The world population has now surpassed 8 billionaccording to the official estimates of the UN, which considers that it is “an important milestone in human development” and a reminder “of our shared responsibility to care for our planet”.

For the UN “this unprecedented development” –in 1950 there were 2.5 billion people on Earth– is the result of “a progressive increase in life expectancy thanks to advances in public health, nutrition, personal hygiene and medicine”.

But population growth also poses major challenges for the poorest countries, where the greatest population growth is also observed.
While the Earth had less than a billion inhabitants by the 1800s, it took only 12 years for the population to grow from 7 to 8 billion.

Indication of demographic slowdown, it will take about 15 years for the population to reach 9 billion in 2037.

The UN predicts that the population will reach 10.4 billion in the 2080sbefore stabilizing by the end of the century.

“Behaviors”

The 8 billion mark was crossed at the time of the UN Climate Conference (COP27) in Sharm el-Sheikh, Egypt, in which the weakness of the richest countries, which are mainly responsible for global warming, becomes clear once again , and the poor, who are most affected and need help to cope, to agree to significantly reduce greenhouse gas emissions.

But, as the UN reminds us, “although demographics exacerbate the effects of economic growth on the environment”, “countries where consumption of natural resources and emissions of greenhouse gases are higher per capita are generally those where income per capita is higher and not those in which rapid population growth is observed’.

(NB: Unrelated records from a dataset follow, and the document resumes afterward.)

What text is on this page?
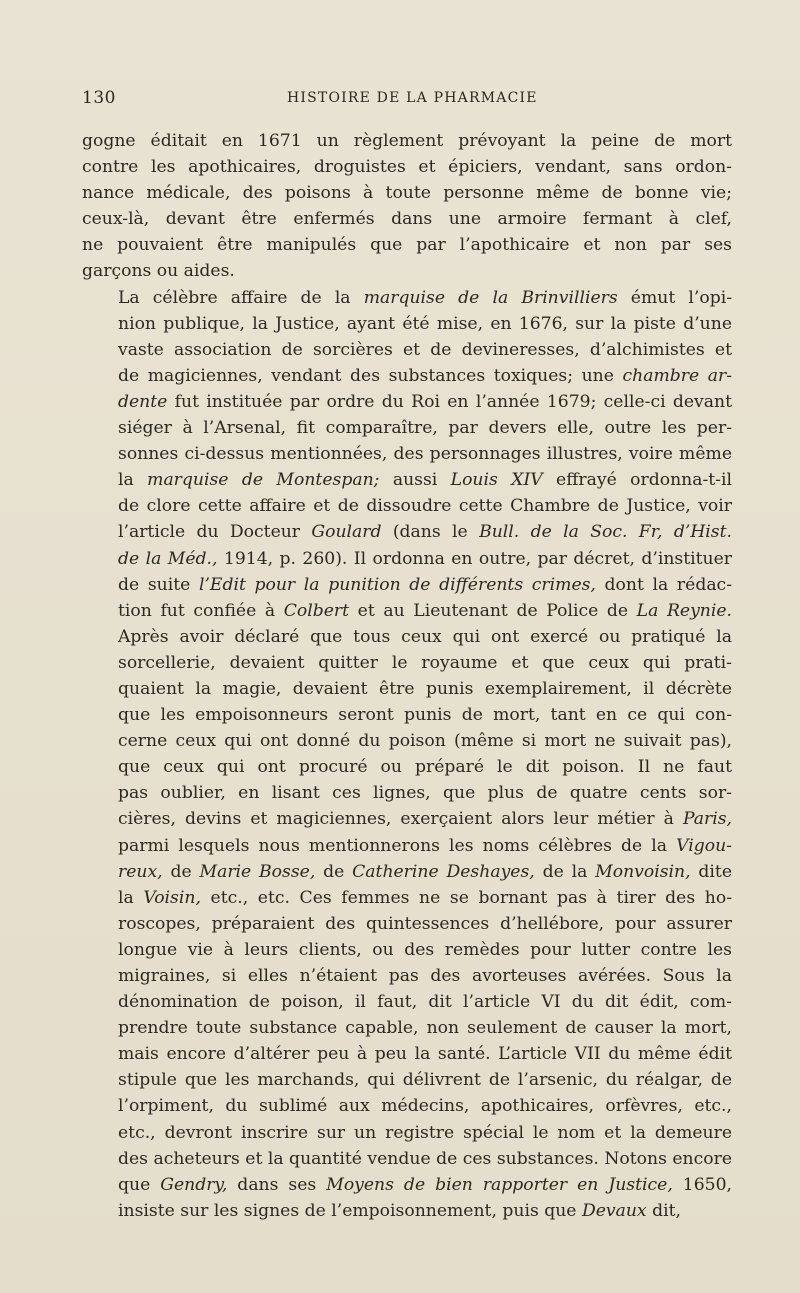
130	HISTOIRE DE LA PHARMACIE

gogne éditait en 1671 un règlement prévoyant la peine de mort
contre les apothicaires, droguistes et épiciers, vendant, sans ordon-
nance médicale, des poisons à toute personne même de bonne vie;
ceux-là, devant être enfermés dans une armoire fermant à clef,
ne pouvaient être manipulés que par l’apothicaire et non par ses
garçons ou aides.

La célèbre affaire de la marquise de la Brinvilliers émut l’opi-
nion publique, la Justice, ayant été mise, en 1676, sur la piste d’une
vaste association de sorcières et de devineresses, d’alchimistes et
de magiciennes, vendant des substances toxiques; une chambre ar-
dente fut instituée par ordre du Roi en l’année 1679; celle-ci devant
siéger à l’Arsenal, fit comparaître, par devers elle, outre les per-
sonnes ci-dessus mentionnées, des personnages illustres, voire même
la marquise de Montespan; aussi Louis XIV effrayé ordonna-t-il
de clore cette affaire et de dissoudre cette Chambre de Justice, voir
l’article du Docteur Goulard (dans le Bull. de la Soc. Fr, d’Hist.
de la Méd., 1914, p. 260). Il ordonna en outre, par décret, d’instituer
de suite l’Edit pour la punition de différents crimes, dont la rédac-
tion fut confiée à Colbert et au Lieutenant de Police de La Reynie.
Après avoir déclaré que tous ceux qui ont exercé ou pratiqué la
sorcellerie, devaient quitter le royaume et que ceux qui prati-
quaient la magie, devaient être punis exemplairement, il décrète
que les empoisonneurs seront punis de mort, tant en ce qui con-
cerne ceux qui ont donné du poison (même si mort ne suivait pas),
que ceux qui ont procuré ou préparé le dit poison. Il ne faut
pas oublier, en lisant ces lignes, que plus de quatre cents sor-
cières, devins et magiciennes, exerçaient alors leur métier à Paris,
parmi lesquels nous mentionnerons les noms célèbres de la Vigou-
reux, de Marie Bosse, de Catherine Deshayes, de la Monvoisin, dite
la Voisin, etc., etc. Ces femmes ne se bornant pas à tirer des ho-
roscopes, préparaient des quintessences d’hellébore, pour assurer
longue vie à leurs clients, ou des remèdes pour lutter contre les
migraines, si elles n’étaient pas des avorteuses avérées. Sous la
dénomination de poison, il faut, dit l’article VI du dit édit, com-
prendre toute substance capable, non seulement de causer la mort,
mais encore d’altérer peu à peu la santé. L’article VII du même édit
stipule que les marchands, qui délivrent de l’arsenic, du réalgar, de
l’orpiment, du sublimé aux médecins, apothicaires, orfèvres, etc.,
etc., devront inscrire sur un registre spécial le nom et la demeure
des acheteurs et la quantité vendue de ces substances. Notons encore
que Gendry, dans ses Moyens de bien rapporter en Justice, 1650,
insiste sur les signes de l’empoisonnement, puis que Devaux dit,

“Our impact on the planet is determined more by our behavior than by our numbers,” explained Jennifer Sciuba, a researcher at the Wilson Center.

India and China

The population explosion causes greater problems in countries where there is already great poverty.

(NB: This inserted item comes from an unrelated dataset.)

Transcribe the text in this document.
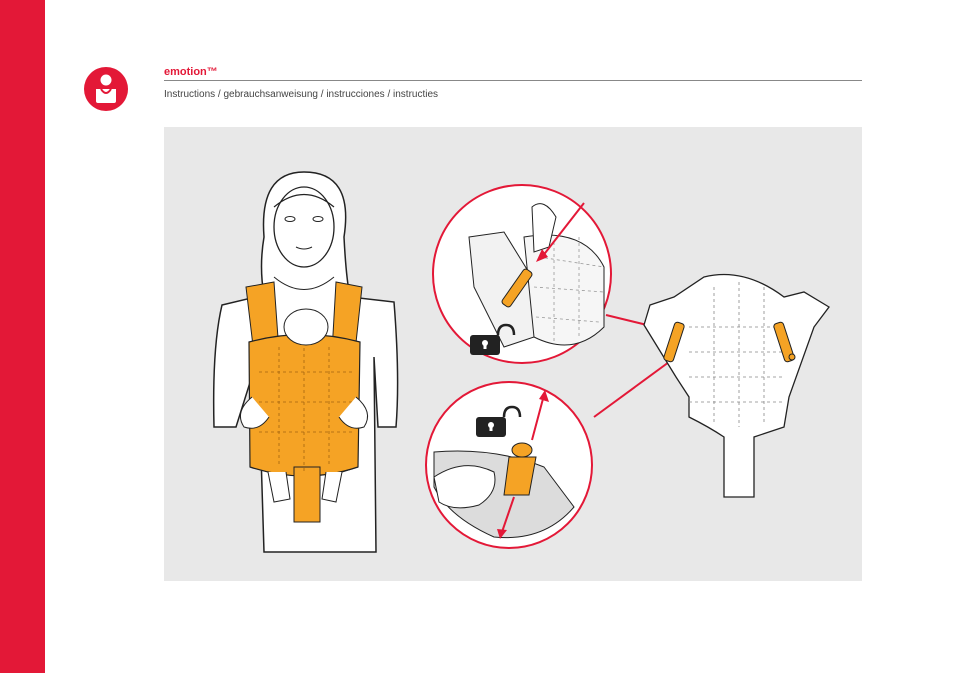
emotion™
Instructions / gebrauchsanweisung / instrucciones / instructies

“The ever-increasing birth rate, which causes rapid demographic growth, is both a symptom and a cause of slow progress in development,” says the UN.

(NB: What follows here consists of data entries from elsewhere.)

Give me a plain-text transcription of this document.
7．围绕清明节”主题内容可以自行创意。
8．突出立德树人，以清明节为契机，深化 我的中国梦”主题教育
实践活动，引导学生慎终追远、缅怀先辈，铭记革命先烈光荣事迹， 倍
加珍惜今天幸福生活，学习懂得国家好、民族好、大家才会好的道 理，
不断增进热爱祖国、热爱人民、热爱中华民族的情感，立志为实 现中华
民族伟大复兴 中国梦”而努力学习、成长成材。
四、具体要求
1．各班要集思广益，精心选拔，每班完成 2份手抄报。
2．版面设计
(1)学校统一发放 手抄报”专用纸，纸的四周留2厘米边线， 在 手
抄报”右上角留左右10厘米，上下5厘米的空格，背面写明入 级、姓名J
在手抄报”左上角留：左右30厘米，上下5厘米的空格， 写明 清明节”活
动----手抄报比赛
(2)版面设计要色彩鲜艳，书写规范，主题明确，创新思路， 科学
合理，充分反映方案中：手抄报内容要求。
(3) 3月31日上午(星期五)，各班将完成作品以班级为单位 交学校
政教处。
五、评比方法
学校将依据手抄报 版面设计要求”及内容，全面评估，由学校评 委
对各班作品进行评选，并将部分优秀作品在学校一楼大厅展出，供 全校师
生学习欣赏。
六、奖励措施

India, a country with 1.4 billion inhabitants which will become the world’s most populous in 2023, surpassing China, will experience a rapid rise in its urban population in the coming decades, at a time when its megacities are already overcrowded and face shortages in basic infrastructure.

In Mumbai about 40% of the population lives in slumsovercrowded areas where people live in makeshift shelters and often have no running water, electricity or sanitation.

Global indicators hide a huge demographic diversity. More than half of the world’s population growth by 2050 will come from just 8 countries, according to the UN: the Democratic Republic of the Congo, Egypt, Ethiopia, India, Nigeria, Pakistan, the Philippines and Tanzania.

At the end of the century the three most populous cities in the world will be in Africa: Lagos in Nigeria, Kinshasa in DR Congo and Dar es Salaam in Tanzania.